The woman had made the recording using two mobile phones while she was on her way to her eldest son's home after fleeing her flat at about 6am.
The transcript and translation of the conversation are expected to be tendered in court today.
Yesterday, the court heard the woman was crying when she arrived at her eldest son's flat at about 7am. She was shaking as she told her daughter-in-law in simple English what Boy had done to her.
Her husband, alerted by the daughter-in-law, arrived at the flat soon after. They then went down to a nearby playground to wait for the two sons, aged 36 and 32.
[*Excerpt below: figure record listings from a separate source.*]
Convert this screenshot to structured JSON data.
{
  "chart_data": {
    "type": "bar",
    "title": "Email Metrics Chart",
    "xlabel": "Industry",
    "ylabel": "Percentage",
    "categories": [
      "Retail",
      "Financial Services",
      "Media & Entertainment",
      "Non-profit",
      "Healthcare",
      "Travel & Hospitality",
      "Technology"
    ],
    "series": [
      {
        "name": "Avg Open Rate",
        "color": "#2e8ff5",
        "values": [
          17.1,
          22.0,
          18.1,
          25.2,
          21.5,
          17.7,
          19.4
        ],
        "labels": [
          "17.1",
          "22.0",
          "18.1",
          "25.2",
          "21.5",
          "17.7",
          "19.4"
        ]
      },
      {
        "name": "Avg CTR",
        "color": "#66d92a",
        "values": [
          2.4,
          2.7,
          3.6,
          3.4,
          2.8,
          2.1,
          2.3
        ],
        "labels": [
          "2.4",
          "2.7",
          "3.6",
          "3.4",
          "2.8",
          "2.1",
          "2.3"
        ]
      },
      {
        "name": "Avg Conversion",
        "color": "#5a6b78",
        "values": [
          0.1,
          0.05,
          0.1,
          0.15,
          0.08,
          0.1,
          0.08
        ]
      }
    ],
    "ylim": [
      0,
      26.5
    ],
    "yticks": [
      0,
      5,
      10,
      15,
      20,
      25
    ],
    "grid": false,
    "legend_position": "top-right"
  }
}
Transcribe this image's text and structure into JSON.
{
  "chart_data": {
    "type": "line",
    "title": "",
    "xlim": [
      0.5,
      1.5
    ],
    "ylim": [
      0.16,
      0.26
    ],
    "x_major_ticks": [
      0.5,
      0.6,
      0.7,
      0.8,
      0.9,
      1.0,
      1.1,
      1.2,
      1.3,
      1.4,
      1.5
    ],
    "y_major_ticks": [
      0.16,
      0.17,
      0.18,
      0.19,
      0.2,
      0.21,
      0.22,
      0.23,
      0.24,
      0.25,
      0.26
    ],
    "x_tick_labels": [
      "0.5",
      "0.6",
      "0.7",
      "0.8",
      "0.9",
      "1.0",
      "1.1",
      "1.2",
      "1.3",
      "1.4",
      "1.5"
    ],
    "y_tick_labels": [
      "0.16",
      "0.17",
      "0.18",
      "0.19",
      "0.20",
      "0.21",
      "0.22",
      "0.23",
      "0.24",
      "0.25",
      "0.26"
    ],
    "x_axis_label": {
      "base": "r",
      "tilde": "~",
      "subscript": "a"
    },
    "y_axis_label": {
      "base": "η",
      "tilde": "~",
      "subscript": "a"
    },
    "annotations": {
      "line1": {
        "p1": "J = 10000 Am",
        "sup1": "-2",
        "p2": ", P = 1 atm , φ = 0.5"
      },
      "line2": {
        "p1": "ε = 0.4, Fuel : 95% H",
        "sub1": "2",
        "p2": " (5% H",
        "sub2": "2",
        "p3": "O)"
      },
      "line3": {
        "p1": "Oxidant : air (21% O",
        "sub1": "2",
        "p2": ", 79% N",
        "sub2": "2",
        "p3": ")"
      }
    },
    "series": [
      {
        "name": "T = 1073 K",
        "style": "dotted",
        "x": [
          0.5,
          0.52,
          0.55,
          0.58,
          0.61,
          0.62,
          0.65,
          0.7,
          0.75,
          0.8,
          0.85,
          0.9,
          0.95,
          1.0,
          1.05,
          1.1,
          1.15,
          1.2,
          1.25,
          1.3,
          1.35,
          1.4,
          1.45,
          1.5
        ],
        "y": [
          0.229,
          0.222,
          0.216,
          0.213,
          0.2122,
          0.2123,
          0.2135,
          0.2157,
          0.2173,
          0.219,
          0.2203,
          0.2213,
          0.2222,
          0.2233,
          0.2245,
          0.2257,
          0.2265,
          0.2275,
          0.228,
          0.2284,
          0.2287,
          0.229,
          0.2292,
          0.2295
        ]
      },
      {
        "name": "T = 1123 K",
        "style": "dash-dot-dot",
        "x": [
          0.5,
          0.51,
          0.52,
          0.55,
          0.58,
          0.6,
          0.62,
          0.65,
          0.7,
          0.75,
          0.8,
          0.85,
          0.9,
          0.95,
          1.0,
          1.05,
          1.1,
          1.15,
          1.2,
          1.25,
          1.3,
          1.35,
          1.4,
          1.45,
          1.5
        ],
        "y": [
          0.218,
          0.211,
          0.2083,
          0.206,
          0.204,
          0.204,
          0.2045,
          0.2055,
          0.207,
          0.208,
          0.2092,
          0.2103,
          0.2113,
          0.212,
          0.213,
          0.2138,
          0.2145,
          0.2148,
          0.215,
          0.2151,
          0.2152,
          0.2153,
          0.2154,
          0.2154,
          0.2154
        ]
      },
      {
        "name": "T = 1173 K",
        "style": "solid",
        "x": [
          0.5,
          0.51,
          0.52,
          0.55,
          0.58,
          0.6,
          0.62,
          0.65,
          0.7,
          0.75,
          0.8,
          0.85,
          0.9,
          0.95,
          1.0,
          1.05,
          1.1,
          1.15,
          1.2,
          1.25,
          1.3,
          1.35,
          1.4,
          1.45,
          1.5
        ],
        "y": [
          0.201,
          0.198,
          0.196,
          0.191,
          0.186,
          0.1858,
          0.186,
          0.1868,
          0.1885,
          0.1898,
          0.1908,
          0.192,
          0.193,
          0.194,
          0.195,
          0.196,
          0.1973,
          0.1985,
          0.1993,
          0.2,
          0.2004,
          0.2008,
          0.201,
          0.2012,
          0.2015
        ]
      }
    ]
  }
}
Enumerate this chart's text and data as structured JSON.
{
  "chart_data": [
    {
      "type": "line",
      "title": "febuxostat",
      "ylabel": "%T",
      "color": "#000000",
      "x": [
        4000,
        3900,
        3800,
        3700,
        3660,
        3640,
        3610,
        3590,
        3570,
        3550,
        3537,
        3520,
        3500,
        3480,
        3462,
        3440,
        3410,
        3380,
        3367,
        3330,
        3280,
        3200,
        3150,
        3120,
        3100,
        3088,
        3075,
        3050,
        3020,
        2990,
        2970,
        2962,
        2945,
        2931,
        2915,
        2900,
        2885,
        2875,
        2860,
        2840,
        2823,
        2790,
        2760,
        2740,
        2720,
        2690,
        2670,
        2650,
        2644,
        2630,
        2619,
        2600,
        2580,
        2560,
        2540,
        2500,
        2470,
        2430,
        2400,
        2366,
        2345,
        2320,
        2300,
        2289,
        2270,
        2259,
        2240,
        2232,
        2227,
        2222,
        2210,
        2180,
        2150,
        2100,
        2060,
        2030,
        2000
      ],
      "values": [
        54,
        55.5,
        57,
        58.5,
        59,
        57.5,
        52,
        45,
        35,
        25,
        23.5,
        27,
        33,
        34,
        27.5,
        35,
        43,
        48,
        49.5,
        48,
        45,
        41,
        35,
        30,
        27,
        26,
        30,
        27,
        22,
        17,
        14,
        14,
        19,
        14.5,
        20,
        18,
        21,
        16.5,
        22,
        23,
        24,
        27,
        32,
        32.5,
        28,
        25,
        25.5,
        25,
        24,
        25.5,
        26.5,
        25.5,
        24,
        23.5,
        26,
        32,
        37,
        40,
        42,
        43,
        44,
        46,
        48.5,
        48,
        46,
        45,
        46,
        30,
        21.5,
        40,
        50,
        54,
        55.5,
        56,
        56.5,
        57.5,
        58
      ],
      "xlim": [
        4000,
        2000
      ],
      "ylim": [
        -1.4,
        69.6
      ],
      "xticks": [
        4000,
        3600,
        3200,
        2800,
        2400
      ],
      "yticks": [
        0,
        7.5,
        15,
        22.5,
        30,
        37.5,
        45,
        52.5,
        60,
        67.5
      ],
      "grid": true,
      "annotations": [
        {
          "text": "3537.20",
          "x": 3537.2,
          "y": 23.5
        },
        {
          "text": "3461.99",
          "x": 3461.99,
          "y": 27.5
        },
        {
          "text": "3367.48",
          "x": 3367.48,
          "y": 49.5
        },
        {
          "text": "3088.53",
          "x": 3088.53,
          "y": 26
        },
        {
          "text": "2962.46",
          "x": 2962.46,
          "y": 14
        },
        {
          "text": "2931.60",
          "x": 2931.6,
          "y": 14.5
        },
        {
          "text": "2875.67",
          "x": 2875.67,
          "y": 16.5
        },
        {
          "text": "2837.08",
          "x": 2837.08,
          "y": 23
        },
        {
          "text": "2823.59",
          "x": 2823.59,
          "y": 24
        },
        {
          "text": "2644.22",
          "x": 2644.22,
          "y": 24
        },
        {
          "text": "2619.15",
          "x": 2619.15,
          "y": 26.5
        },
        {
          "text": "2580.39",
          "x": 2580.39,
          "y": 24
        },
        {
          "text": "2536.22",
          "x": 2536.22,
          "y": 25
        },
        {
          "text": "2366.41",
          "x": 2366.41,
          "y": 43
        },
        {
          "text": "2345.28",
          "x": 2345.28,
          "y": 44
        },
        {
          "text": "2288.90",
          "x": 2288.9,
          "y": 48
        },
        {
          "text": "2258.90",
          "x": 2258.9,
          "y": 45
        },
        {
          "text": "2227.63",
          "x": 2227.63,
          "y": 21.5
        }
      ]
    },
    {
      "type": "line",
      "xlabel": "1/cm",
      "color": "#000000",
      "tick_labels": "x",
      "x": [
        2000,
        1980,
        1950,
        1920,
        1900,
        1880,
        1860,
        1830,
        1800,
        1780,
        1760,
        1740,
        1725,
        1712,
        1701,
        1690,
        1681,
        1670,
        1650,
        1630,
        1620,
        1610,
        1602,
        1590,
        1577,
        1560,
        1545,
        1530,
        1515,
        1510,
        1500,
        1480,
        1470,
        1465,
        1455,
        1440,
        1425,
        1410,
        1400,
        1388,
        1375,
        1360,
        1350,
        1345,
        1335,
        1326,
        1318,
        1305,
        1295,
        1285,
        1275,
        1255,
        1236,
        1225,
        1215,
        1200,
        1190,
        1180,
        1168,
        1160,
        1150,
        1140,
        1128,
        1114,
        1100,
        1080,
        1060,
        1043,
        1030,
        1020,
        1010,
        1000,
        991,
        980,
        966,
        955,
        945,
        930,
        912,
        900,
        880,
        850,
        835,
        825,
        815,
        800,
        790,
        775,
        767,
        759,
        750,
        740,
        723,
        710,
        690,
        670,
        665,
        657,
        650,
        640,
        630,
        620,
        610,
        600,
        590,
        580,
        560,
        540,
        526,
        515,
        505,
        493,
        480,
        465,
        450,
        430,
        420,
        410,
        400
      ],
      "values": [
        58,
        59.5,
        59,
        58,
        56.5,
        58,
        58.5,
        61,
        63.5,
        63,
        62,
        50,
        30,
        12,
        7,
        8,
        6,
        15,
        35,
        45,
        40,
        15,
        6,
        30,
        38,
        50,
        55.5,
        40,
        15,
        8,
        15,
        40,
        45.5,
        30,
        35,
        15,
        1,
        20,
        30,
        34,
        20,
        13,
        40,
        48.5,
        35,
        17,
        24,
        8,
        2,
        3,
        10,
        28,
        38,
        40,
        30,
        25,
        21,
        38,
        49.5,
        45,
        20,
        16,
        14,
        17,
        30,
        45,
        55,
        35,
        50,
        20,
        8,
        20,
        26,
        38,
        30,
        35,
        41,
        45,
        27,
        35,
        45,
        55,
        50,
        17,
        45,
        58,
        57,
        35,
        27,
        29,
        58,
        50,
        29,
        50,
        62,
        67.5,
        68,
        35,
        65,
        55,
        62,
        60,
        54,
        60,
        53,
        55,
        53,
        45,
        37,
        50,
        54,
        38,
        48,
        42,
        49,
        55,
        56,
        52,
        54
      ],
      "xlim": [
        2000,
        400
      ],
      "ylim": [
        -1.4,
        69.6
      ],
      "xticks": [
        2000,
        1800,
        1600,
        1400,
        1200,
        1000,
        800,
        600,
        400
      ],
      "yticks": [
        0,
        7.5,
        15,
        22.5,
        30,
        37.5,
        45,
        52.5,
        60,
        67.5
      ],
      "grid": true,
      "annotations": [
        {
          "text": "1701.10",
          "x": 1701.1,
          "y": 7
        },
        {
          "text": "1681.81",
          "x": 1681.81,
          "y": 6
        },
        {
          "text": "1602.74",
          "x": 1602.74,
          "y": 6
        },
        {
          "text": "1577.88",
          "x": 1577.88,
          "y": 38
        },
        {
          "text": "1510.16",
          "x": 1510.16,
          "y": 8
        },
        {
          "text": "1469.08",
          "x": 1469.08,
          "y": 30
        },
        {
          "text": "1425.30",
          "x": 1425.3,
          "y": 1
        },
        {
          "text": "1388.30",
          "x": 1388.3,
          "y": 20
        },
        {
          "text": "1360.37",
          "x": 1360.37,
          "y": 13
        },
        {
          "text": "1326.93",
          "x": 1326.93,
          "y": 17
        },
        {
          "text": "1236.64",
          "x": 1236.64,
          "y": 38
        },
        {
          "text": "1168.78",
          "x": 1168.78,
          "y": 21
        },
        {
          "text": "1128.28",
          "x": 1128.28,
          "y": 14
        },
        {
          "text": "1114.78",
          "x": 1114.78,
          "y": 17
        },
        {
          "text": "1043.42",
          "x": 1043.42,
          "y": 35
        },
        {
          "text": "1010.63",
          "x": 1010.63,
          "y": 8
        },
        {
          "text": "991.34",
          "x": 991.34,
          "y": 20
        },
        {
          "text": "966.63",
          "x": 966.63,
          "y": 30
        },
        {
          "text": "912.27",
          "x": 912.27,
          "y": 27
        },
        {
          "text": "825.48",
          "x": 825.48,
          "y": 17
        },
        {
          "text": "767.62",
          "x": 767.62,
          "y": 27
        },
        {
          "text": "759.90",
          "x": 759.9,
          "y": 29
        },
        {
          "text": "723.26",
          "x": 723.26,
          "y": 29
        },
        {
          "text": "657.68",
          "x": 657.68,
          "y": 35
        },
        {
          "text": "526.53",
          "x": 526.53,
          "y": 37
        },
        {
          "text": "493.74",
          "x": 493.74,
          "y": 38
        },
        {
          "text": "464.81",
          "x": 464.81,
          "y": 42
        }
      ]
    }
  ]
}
At the playground, she cried as she played the audio recording and said that she wanted to make a police report. However, she did not go into details of what had happened between her and the accused.
The youngest son testified that after the report was made, his mother told him that the accused returned home drunk and climbed on top of her but she could not push him away as he was too heavy.
Her husband said he had gathered that she was raped but it was only one week later, when they were in a "more relaxed mode" that she told him directly.
The two brothers also painted a picture of the accused as a filial son who helped to support the family financially. From time to time, he lent money to them as well as to their stepfather, they said.
The stepfather, a cook, rejected contentions by the defence counsel that he was embarrassed when the accused went to his hawker stall to chase him for repayment.